第808章 苗疆之地(1 / 2)

夜风穿过山谷,吹得火堆余烬微微发亮,火星随气流飘起又落下。陈浔的剑尖点地,呼吸沉稳,正将一招“逆流刺”缓缓收势。他额角沁汗,衣衫半湿,肩头旧疤隐隐作痛,却仍坚持一遍遍打磨动作。拓跋野靠在木棚柱边,刀横膝上,眼皮沉重,已入浅眠。澹台静盘坐青石,双手交叠,气息绵长,周身灵气如薄雾般流转,尚未从深层调息中退出。

突然,她指尖一颤,呼吸骤然中断。

陈浔立刻察觉。他收剑回鞘,快步上前,低声唤道:“澹台。”

没有回应。

她的胸口剧烈起伏,脸色由白转青,又泛出不正常的潮红,额角渗出冷汗,手指蜷缩,指节发白。原本平稳的灵气波动瞬间紊乱,如沸水翻腾,连带四周草叶无风自动。

“拓跋!”陈浔喝了一声。

拓跋野猛地睁眼,翻身而起,弯刀顺势抽出半寸,目光直落澹台静身上。他皱眉道:“不对劲,这不是走火入魔。”

“她体内有东西动了。”陈浔蹲下,一手扶住澹台静肩背,另一手搭上她手腕。脉搏急促如鼓,时快时慢,仿佛有活物在血脉中游走。他眉头紧锁,声音压低,“气血逆行,神识震荡——不是外伤。”

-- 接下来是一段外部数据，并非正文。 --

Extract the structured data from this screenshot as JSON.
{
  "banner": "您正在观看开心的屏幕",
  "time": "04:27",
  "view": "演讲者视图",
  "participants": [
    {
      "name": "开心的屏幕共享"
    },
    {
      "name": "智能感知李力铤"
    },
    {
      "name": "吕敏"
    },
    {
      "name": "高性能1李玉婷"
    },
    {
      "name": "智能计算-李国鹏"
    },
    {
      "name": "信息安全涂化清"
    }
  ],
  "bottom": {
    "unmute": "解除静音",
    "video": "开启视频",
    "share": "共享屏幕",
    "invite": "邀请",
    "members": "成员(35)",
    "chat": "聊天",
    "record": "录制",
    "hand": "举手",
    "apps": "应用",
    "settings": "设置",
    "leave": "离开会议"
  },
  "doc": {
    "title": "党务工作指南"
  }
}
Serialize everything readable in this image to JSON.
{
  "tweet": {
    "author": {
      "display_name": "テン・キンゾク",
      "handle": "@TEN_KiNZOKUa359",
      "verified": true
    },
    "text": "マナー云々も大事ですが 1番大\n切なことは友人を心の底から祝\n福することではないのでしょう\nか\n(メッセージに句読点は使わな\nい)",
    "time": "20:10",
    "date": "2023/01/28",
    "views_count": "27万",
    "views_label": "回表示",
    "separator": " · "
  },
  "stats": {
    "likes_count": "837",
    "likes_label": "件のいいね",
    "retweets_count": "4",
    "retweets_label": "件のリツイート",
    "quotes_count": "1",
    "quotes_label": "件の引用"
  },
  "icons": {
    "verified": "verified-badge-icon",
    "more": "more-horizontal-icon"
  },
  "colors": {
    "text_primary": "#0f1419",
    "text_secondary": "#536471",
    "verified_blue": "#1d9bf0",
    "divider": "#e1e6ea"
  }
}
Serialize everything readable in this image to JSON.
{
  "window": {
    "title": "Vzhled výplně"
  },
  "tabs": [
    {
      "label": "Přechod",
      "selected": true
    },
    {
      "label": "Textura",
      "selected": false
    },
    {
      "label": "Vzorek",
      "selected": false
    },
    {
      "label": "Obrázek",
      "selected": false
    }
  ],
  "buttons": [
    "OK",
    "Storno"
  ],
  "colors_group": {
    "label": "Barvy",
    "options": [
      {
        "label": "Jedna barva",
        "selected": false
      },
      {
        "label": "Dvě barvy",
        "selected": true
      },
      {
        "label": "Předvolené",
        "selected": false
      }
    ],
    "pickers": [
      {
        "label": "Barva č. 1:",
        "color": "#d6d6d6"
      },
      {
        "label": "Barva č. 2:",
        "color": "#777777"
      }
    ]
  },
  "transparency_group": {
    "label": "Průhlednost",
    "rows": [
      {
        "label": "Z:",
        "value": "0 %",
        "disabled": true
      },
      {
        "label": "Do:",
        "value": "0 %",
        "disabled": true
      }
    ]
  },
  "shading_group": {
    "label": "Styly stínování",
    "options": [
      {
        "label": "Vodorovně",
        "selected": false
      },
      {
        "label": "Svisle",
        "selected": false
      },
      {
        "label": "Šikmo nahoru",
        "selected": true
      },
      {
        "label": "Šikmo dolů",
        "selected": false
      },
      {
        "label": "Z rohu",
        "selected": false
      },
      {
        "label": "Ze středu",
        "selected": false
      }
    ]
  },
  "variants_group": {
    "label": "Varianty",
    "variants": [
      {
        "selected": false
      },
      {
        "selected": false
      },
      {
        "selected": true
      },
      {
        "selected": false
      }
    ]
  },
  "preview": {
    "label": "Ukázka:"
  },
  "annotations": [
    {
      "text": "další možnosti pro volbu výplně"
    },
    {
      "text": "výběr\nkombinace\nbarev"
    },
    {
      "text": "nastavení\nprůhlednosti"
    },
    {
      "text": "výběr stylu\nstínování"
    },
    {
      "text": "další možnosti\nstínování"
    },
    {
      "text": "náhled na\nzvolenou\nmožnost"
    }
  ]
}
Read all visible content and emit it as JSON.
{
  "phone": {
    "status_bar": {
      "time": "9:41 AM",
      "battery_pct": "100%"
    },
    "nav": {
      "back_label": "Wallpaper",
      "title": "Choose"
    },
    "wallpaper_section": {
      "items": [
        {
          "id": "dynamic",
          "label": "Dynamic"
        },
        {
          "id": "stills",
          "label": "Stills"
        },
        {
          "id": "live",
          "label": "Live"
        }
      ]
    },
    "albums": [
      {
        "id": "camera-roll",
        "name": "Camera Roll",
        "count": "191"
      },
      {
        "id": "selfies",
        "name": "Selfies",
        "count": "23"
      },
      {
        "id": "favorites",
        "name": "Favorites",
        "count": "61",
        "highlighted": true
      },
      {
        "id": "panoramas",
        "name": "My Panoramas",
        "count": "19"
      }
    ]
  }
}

澹台静猛然抽搐,喉间溢出一声闷哼,随即睁开眼。虽目不能视,眼神却透出痛苦与惊疑。她嘴唇微动,声音断续:“心口……像被什么咬住……寒热交替……不是内力,也不是毒……”

“蛊?”拓跋野脱口而出,刀柄一顿砸地,“我早年游南疆,听商人讲过,苗人擅蛊,能种于人身,潜伏多年才发作。有人中蛊后看似无恙,一夜之间七窍流血而亡。”

陈浔没说话,只将手掌贴在她后心,输入一丝真气探查。那股异样并未阻拦真气,反而顺着经络游窜,似有灵性。他迅速收回手,神色凝重:“不像寻常蛊虫,倒像是……活着的东西,在躲。”

“躲?”拓跋野眯眼,“它知道你在查?”

“嗯。”陈浔点头,“我一送气,它就退进心脉深处。再逼,它会反噬。”

澹台静深吸一口气,强压体内翻涌,语气恢复冷静:“不必强求。我能控住它,只是……需要时间。”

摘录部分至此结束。